Termite poo as seen from the air
You decide you need a holiday, so you book a flight over to Cape Town, at the southern tip of South Africa. As the plane descends, you look out of the window. The landscape starts to materialise, and you begin to notice these weird, regularly-shaped, almost circular shapes in the bush below.
They are heuweltjies (here-vil-keys). It’s an Afrikaans word meaning “little hills”, and these little hills are the fault of termites.
Heuweltjies aren’t the regular, hard-shelled termite mounds that tower like cathedral spires above the ground. They do still contain a central termite hive, but this is quite small, only a few meters wide, and mostly subterranean. The heuweltjies themselves are much bigger than just the hive, about 30 m in diameter and 1.5 m high, and roughly circular. They are so regularly organised (something that is a little unusual in nature) because of aggression between different termite colonies, each competing to set up a space to forage.
A typical termite mound (image by Justin Hall via Flikr) and heuweltjies in a wheat field (supplied by Mike Picker).
The termites that make these nests gather grass and leaves from the surrounding bush and bring them back to their nests. Here, they are eaten by the thousands of individuals that make up the colony, who all need to defecate. This poo (or frass, if it’s from an insect) is like small grains of sand, and needs to be disposed of. The unluckier members of the colony haul it up to the surface of the nest, where it sits in huge heaps.

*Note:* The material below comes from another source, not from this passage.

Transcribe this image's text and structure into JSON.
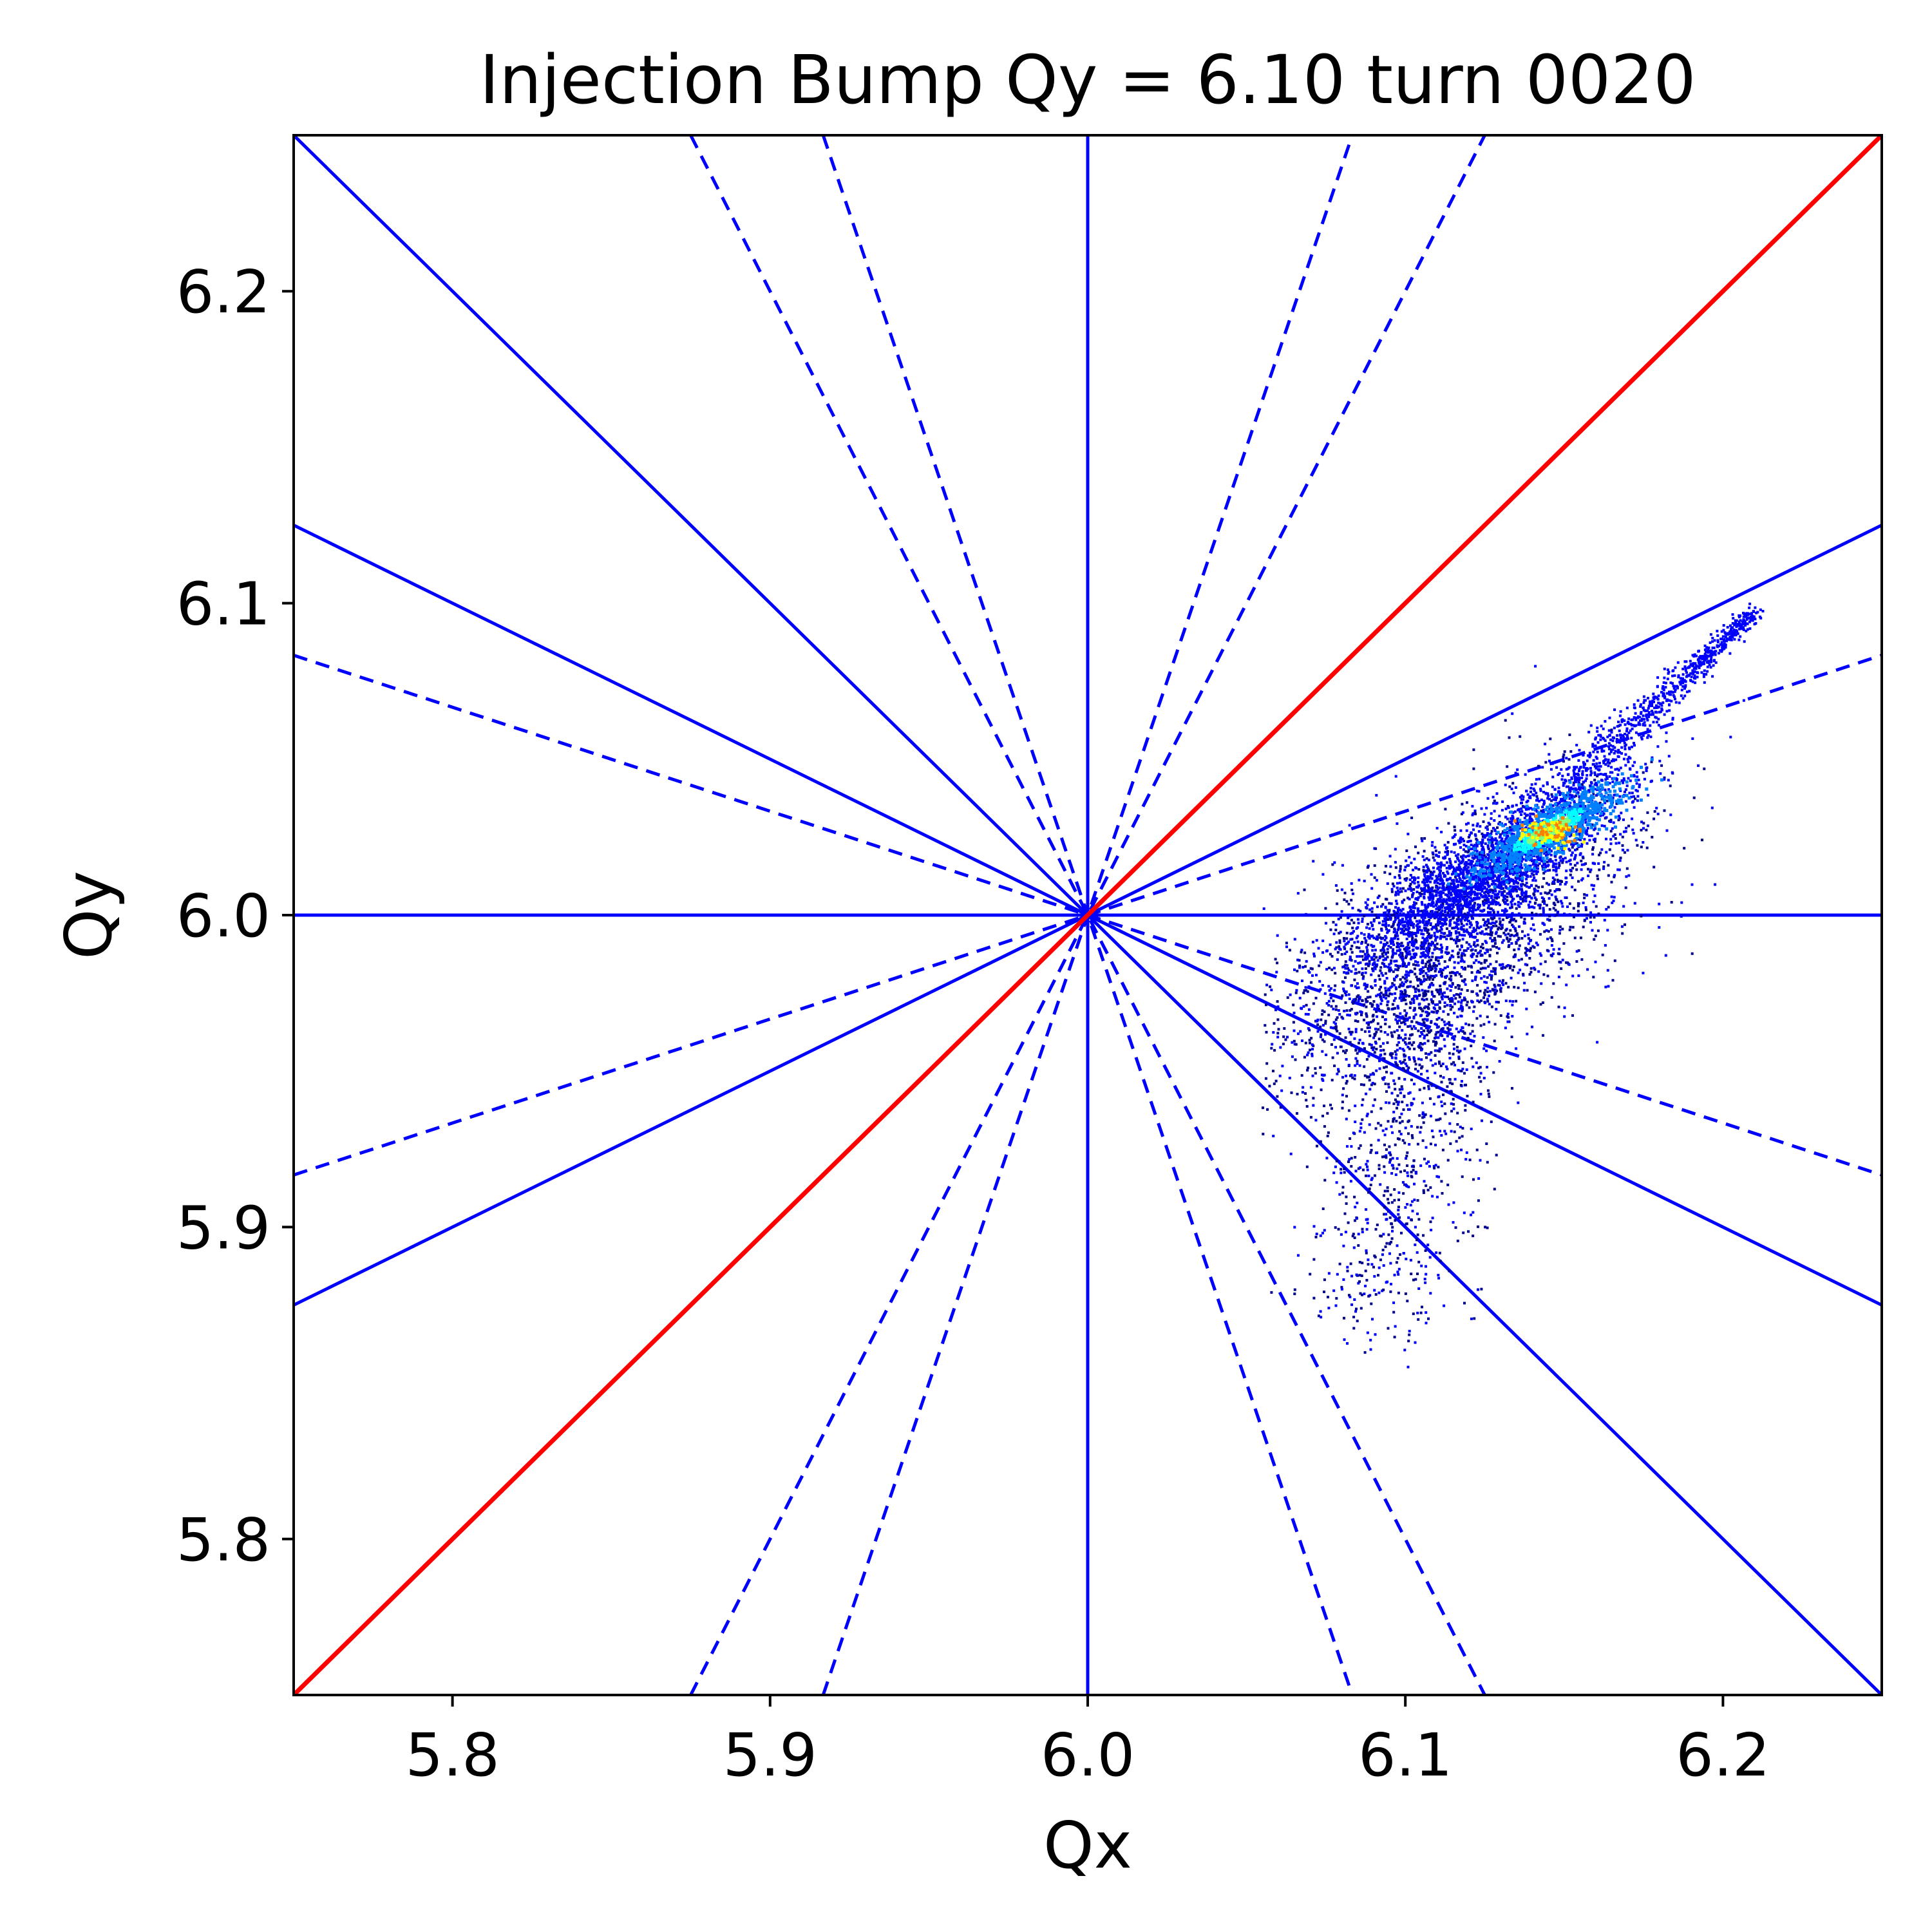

Nearly a ton of frass has been weighed on a single heuweltjie – that must have been dirty work, for both the termites and the researchers.
Termites often use their poo to construct parts of their nests. A mix of faecal matter, sand and other organic matter is cemented together with saliva (kind of like papier-mâché) to make intricate nest chambers. Image by Paul Asman and Jill Lenoble via Flikr
The termite gardener
The foraging of the termites concentrates the nutrients from plants in the surrounding bush to a small area around the nest. They are like tiny gardeners that make their own fertiliser and distribute it in the garden around their home. This has the same effect as fertiliser because the termite poo is highly nutrient enriched. It contains 15 times more calcium, 9 times more nitrogen and 17 times more carbon than the soils that surround the heuweltjies, and, as a result, the soil of heuweltjies is similarly enriched.
The enrichment means that different plants grow more densely on the heuweltjies than in the surrounding bush. They are often larger, bushier shrubs and the nutrient content of these plants is higher because of the richer soils. These larger plants trap and hold a lot of the sand that is blown around the landscape, which causes the hill to grow around the termite colony and produces the mound that becomes the heuweltjie.
So, heuweltjies are visible from the air predominantly because of the knock-on effects termite poo.
Insects love termite poo
It’s not only the plants that are influenced by the termite poo. Sheep prefer to graze on heuweltjies, and some beetles and flies even lay their eggs in the mounds of frass. Different invertebrates are found on the heuweltjies than in the surrounding bush, with certain species of beetle preferring to eat the heuweltjie plants, and some spiders preferring to eat these beetles.
Not only do termites influence the shape of the landscape around them, but they have knock on effects for plants, herbivores and predators. Sometimes, it’s the little things that have the biggest impact.